The rules of the game were not considered clearly (the situation where 0 was in the first place was not taken into consideration), and the code was of no use if it was played correctly. I typed the code four times for one question, but after the game was over, the rules were wrong and I cracked!
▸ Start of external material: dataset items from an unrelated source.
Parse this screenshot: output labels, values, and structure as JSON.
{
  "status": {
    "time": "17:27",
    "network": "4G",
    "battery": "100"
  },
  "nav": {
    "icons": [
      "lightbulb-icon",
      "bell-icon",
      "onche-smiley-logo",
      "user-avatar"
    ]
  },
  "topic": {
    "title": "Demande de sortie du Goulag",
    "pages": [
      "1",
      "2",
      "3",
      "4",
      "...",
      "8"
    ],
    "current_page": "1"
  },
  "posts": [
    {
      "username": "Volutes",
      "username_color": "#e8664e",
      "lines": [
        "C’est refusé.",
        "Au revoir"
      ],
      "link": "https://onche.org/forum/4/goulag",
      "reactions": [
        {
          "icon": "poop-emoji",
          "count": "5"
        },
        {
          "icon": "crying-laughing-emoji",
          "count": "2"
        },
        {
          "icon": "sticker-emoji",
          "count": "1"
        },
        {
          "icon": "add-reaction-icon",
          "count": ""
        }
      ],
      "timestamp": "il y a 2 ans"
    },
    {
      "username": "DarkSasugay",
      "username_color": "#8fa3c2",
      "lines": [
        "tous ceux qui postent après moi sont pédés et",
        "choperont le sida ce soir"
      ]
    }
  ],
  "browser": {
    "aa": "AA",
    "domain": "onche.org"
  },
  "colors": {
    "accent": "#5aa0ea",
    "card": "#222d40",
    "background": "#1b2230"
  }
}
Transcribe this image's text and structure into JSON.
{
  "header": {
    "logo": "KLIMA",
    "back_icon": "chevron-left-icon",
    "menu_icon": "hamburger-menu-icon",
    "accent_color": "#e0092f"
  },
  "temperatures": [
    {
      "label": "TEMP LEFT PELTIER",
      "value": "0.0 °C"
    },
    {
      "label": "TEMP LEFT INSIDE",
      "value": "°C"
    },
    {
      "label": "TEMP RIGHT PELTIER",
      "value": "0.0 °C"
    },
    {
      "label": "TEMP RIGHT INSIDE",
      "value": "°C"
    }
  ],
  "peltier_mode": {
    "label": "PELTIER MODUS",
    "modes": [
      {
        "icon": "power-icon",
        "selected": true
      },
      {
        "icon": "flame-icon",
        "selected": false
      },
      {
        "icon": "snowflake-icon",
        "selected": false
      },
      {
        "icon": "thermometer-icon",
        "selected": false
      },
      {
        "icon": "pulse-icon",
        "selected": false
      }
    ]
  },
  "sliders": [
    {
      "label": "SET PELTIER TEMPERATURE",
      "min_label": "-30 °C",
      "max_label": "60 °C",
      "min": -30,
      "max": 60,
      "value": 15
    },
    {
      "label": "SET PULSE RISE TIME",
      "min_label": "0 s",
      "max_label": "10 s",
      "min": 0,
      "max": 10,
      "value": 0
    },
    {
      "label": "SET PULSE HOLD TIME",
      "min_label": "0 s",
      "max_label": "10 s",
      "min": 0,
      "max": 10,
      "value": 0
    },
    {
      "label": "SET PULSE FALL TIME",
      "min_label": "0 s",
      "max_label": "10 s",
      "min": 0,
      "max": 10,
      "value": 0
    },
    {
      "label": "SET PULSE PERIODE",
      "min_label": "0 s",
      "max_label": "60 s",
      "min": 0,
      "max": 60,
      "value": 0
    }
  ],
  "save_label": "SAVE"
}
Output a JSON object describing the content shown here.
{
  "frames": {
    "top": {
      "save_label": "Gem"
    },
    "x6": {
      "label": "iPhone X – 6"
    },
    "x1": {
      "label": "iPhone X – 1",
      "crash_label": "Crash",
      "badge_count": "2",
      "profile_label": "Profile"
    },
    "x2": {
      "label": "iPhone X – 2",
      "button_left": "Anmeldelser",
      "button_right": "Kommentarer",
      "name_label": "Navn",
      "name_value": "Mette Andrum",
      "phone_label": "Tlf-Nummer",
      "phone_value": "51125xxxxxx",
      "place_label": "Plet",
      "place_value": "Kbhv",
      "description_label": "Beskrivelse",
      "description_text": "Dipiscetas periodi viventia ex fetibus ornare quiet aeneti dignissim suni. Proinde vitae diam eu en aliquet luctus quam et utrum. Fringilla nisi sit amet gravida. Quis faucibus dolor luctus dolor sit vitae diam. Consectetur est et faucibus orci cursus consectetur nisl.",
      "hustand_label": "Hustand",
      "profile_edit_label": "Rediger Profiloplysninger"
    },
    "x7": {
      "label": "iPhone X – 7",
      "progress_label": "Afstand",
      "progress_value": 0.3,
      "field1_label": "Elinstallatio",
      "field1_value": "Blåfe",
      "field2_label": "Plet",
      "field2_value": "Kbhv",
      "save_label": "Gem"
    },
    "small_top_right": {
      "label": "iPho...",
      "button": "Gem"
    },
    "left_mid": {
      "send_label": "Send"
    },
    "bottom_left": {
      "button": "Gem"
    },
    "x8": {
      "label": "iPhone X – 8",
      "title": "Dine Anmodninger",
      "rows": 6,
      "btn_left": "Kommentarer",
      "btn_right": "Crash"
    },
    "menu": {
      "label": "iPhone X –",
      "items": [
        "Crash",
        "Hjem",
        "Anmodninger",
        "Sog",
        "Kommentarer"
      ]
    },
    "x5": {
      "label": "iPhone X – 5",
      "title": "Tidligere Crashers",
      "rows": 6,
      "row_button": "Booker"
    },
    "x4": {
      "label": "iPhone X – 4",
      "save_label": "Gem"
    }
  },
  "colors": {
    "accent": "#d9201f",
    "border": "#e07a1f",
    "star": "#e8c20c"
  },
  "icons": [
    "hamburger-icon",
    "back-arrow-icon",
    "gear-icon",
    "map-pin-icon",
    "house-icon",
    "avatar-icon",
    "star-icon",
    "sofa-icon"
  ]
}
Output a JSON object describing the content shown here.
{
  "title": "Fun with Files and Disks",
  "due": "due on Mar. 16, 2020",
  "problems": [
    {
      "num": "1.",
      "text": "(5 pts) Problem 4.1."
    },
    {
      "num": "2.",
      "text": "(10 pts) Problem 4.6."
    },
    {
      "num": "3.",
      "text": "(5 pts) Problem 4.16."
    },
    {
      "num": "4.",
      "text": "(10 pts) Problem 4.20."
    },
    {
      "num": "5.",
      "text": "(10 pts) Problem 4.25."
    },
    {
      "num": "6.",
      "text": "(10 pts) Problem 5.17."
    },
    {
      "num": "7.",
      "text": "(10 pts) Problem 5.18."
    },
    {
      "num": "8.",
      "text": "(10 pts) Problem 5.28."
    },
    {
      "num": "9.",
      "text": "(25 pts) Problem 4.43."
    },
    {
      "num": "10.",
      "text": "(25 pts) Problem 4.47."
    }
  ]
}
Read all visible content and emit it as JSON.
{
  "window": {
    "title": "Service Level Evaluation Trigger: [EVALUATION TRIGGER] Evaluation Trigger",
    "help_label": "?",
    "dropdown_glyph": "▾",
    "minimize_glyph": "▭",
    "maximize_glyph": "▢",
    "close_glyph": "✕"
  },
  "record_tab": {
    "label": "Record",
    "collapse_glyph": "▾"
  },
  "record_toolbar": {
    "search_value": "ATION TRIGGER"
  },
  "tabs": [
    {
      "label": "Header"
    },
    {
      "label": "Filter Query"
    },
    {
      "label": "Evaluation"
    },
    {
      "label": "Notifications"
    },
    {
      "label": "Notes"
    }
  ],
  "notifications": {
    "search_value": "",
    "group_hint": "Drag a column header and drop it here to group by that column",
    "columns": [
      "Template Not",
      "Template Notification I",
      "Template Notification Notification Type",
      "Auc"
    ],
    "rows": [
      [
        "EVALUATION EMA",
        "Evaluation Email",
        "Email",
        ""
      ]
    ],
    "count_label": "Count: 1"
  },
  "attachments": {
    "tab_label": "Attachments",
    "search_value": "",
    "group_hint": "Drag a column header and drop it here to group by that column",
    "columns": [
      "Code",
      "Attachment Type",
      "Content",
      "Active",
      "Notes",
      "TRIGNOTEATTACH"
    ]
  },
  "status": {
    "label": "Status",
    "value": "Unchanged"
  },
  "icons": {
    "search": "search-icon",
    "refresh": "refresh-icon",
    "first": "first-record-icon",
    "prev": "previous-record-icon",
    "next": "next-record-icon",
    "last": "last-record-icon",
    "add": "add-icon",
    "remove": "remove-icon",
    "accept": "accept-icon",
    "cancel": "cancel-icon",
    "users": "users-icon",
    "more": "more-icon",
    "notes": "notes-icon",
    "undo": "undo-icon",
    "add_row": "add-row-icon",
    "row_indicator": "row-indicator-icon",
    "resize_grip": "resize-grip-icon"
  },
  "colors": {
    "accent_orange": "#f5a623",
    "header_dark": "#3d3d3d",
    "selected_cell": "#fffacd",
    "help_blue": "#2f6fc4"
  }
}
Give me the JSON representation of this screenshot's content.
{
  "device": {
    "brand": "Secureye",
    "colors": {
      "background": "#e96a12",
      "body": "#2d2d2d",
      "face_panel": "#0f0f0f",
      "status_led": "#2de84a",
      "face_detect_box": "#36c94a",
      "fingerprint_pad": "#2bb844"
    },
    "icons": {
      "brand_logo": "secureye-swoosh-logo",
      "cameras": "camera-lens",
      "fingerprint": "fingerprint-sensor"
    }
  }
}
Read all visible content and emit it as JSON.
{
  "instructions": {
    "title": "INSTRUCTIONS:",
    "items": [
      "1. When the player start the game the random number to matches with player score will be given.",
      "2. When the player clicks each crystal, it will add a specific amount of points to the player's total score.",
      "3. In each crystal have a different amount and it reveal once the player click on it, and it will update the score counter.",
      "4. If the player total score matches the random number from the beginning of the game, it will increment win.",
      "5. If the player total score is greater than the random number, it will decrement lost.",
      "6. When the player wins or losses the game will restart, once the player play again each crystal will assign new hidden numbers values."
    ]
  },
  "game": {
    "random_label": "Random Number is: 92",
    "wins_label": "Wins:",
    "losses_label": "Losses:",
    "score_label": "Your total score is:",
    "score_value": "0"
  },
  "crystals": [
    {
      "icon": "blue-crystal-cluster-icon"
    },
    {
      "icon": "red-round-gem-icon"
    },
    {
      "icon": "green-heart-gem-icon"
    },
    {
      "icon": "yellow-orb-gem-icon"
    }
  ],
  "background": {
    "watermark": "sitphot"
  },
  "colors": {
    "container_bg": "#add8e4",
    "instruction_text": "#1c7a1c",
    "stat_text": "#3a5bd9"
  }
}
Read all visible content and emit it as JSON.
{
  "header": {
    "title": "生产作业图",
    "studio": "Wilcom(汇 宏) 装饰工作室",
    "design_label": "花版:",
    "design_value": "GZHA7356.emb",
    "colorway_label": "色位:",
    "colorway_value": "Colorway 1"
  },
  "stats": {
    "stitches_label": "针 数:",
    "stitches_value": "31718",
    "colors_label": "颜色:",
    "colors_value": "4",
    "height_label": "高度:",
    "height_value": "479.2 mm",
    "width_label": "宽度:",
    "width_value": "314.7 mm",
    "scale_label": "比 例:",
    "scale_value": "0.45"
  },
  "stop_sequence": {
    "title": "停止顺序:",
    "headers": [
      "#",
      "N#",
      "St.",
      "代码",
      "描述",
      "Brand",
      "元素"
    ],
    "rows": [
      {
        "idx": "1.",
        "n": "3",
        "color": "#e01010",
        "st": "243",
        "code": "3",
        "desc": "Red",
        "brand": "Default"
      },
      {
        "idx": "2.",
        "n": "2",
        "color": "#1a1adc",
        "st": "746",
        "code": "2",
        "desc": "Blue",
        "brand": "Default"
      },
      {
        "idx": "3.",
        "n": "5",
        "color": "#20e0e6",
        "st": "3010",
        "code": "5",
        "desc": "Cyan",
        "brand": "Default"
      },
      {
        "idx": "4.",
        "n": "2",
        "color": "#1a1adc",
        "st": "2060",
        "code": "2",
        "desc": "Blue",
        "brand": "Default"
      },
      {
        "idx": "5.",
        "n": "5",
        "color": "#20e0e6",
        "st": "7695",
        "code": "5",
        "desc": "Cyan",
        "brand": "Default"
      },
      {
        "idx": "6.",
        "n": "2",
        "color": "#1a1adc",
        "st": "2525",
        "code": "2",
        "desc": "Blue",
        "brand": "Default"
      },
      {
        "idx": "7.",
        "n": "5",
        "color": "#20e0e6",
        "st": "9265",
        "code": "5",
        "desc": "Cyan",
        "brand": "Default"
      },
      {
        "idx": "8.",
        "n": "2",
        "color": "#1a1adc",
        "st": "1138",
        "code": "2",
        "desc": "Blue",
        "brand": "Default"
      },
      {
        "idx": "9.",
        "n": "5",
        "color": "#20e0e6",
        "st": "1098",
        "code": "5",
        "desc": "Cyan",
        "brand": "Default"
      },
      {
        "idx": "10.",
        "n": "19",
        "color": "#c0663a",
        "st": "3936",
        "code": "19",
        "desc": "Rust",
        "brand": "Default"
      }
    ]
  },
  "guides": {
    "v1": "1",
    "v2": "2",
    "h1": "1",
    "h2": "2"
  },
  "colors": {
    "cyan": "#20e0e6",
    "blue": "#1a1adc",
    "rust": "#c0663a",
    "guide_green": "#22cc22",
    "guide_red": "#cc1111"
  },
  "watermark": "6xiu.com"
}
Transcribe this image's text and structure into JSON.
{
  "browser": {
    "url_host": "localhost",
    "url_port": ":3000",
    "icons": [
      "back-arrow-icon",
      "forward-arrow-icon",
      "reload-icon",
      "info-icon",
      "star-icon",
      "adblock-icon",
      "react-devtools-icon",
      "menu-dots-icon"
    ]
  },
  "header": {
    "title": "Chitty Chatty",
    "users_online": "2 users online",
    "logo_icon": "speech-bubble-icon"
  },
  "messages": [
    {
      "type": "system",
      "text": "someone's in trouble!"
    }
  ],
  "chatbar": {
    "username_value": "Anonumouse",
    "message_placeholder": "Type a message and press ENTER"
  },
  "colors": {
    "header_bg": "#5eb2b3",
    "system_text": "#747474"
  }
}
What is even more uncomfortable is that there have obviously been different patterns in the game, and we have found a counterexample, but we have miscalculated it! Hanban Hanban Hanban Hanban Hanban!
Finally changed the rules and kept WA! ! ! ! I exploded!
After changing it for a long time, I finally found a logical error. QAQ
if-else nesting resulted in a situation where there is no output! Naive!
(After writing test cases, you need to write them on a piece of paper, otherwise they are scattered everywhere, and you don’t know what you have written after a long time.
( If there are multiple code errors, you must consider the correctness of the rules!